Due sono le possibili motivazioni dei ritardi nell'adeguamento dei listini. La prima è la pubblicazione del nuovo decreto legge in Gazzetta Ufficiale poco prima di mezzanotte. La seconda potrebbe essere legata alla questione delle giacenze: prodotto acquistato con le vecchie aliquote che va smaltito prima di applicare ai prezzi al pubblico le nuove accise, evitando così vendite sottocosto.

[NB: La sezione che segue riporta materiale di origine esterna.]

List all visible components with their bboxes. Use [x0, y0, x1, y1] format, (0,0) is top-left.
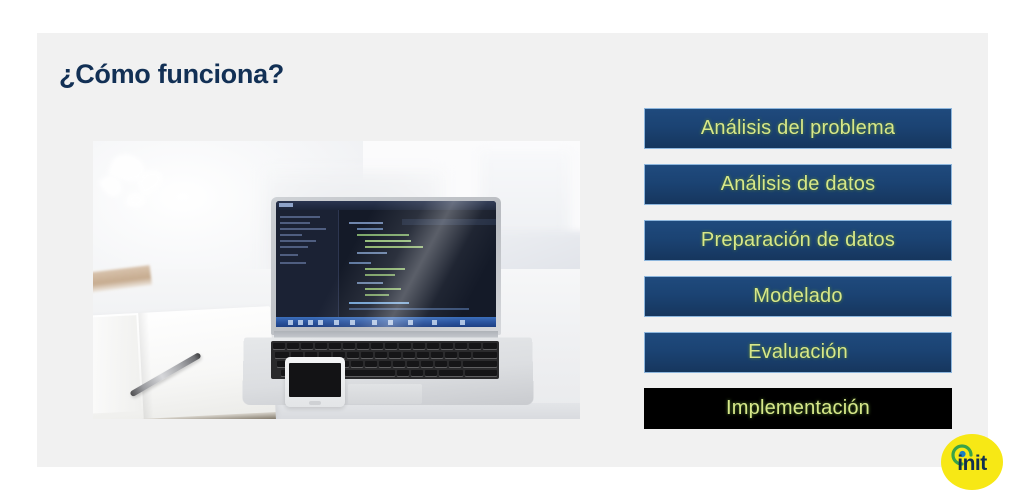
- photo-laptop-trackpad: [348, 384, 422, 404]
- photo-smartphone-home-button: [309, 401, 321, 405]
- photo-smartphone: [285, 357, 345, 407]
- photo-notebook-edge: [93, 412, 276, 419]
- photo-notebook-left-page: [93, 315, 141, 414]
- photo-screen-taskbar: [276, 317, 496, 327]
- step-button-analisis-de-datos[interactable]: Análisis de datos: [644, 164, 952, 205]
- step-label: Análisis de datos: [721, 173, 876, 196]
- step-button-implementacion[interactable]: Implementación: [644, 388, 952, 429]
- step-button-analisis-del-problema[interactable]: Análisis del problema: [644, 108, 952, 149]
- step-label: Modelado: [753, 285, 842, 308]
- init-logo: init: [941, 434, 1003, 490]
- photo-laptop-screen: [276, 201, 496, 327]
- page-title: ¿Cómo funciona?: [59, 59, 284, 90]
- step-button-preparacion-de-datos[interactable]: Preparación de datos: [644, 220, 952, 261]
- workspace-photo: [93, 141, 580, 419]
- photo-screen-menubar: [276, 201, 496, 210]
- photo-smartphone-screen: [289, 363, 341, 397]
- logo-wordmark: init: [941, 453, 1003, 474]
- photo-screen-sidebar: [276, 210, 339, 317]
- step-label: Análisis del problema: [701, 117, 895, 140]
- slide-panel: ¿Cómo funciona?: [37, 33, 988, 467]
- step-label: Evaluación: [748, 341, 848, 364]
- step-button-modelado[interactable]: Modelado: [644, 276, 952, 317]
- step-label: Implementación: [726, 397, 870, 420]
- step-button-evaluacion[interactable]: Evaluación: [644, 332, 952, 373]
- process-steps-list: Análisis del problema Análisis de datos …: [644, 108, 952, 444]
- photo-screen-code-area: [339, 210, 496, 317]
- step-label: Preparación de datos: [701, 229, 895, 252]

Secondo la testata specializzata, questa mattina, 28 luglio, l'effetto del taglio dell'accisa sui prezzi risulta appena percepibile: appena cinque millesimi sul prezzo medio, contro i 17 centesimi teorici dello sconto. In particolare, la benzina erogata in modalità self-service lungo la rete stradale nazionale quota 1,986 euro al litro (+4 millesimi rispetto a ieri), il gasolio 2,180 euro (-5), il Gpl 0,743 euro (invariato) e il metano 1,605 euro/kg (+2). Sulla rete autostradale il prezzo medio al fai-da-te è invece di 2,074 euro per la verde (+3), 2,250 euro per il diesel (-5), 0,876 euro per il Gpl (-1) e 1,609 euro per il metano (+3).